Shara Worden a sorti fin août sous le patronyme My Brightest Diamond, son premier album sur le label de son ami Sufjan Stevens, Asthmatic Kitty.
Fille d’un pasteur et d’une organiste de messe, Shara a bénéficié dès son enfance d’un apprentissage solide de la musique classique (cours de piano, chorale puis conservatoire), mais c’est la musique pop, découverte dans les clubs indés new-yorkais, qu’elle choisit d’explorer sur ce premier album à la fois chargé de l’électricité des guitares et organique.
Les attachés de presse évoquent certes de façon un peu zélée une rencontre entre la pop et l’opéra, (la jeune femme a failli embrasser cette carrière). On dira simplement que c’est bien la superbe voix de la jeune femme qui constitue le fil conducteur d’un disque climatique au lyrisme ombrageux. De cette voix ensorcelante, portée par une technique vocale totalement maîrisée, Shara Worden joue dès le premier morceau, le baroque something of an end. Son chant, sur la longueur de l’album, embrasse divers états, se contenant dans un fragile frémissement de sons au bord de la disparition (We Were Sparkling) ou gravissant les octaves pour subitement exploser en vol (Golden Star). Pourtant, Bring me the workhorse ne s’égare à aucun moment dans une théâtralité complaisante, même si quelques (rares) envolées vocales risquent à la première écoute d’en surprendre quelques uns. Il faut passer outre, car la jeune femme ressaisit à travers une syntaxe narrative et harmonique d’une réelle finesse, la chair poétique parfois lugubre de ses évocations qui puisent autant dans les fantasmagories étranges des souvenirs d’enfance (the robin’s jar, magic rabbit) que dans l’expérience urgente du désir ou de la séparation.

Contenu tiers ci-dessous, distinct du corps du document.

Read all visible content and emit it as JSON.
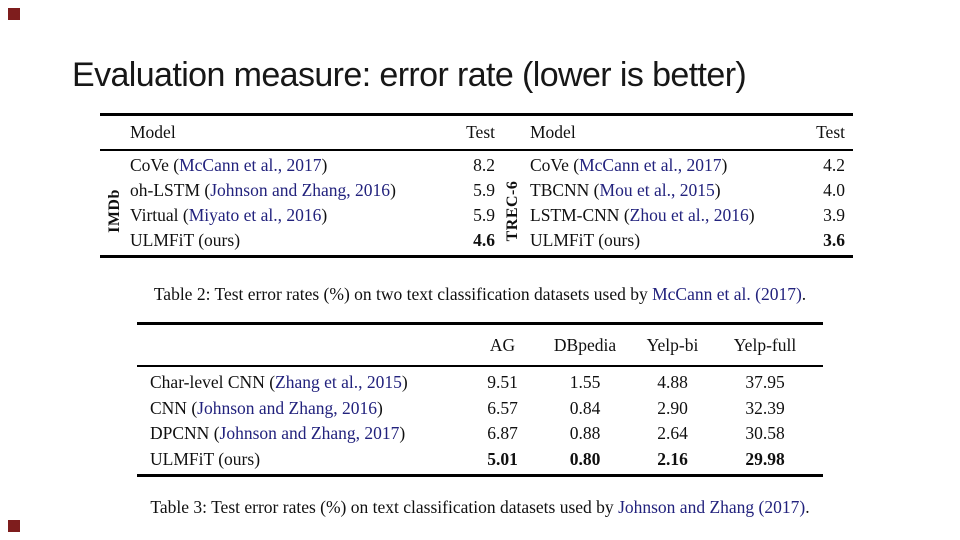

Les arrangements magnifiques du disque (cordes, percussions), sont plus qu’un écrin pour le chant. Les instruments et la voix dialoguent ensemble tout au long du disque avec une rare expressivité, sans lourdeur, comme deux souffles mêlés qui formeraient la respiration unique d’un disque aéré autant qu’aérien, brûlant et glacé à la fois, et dont l’aura n’est pas près de se ternir.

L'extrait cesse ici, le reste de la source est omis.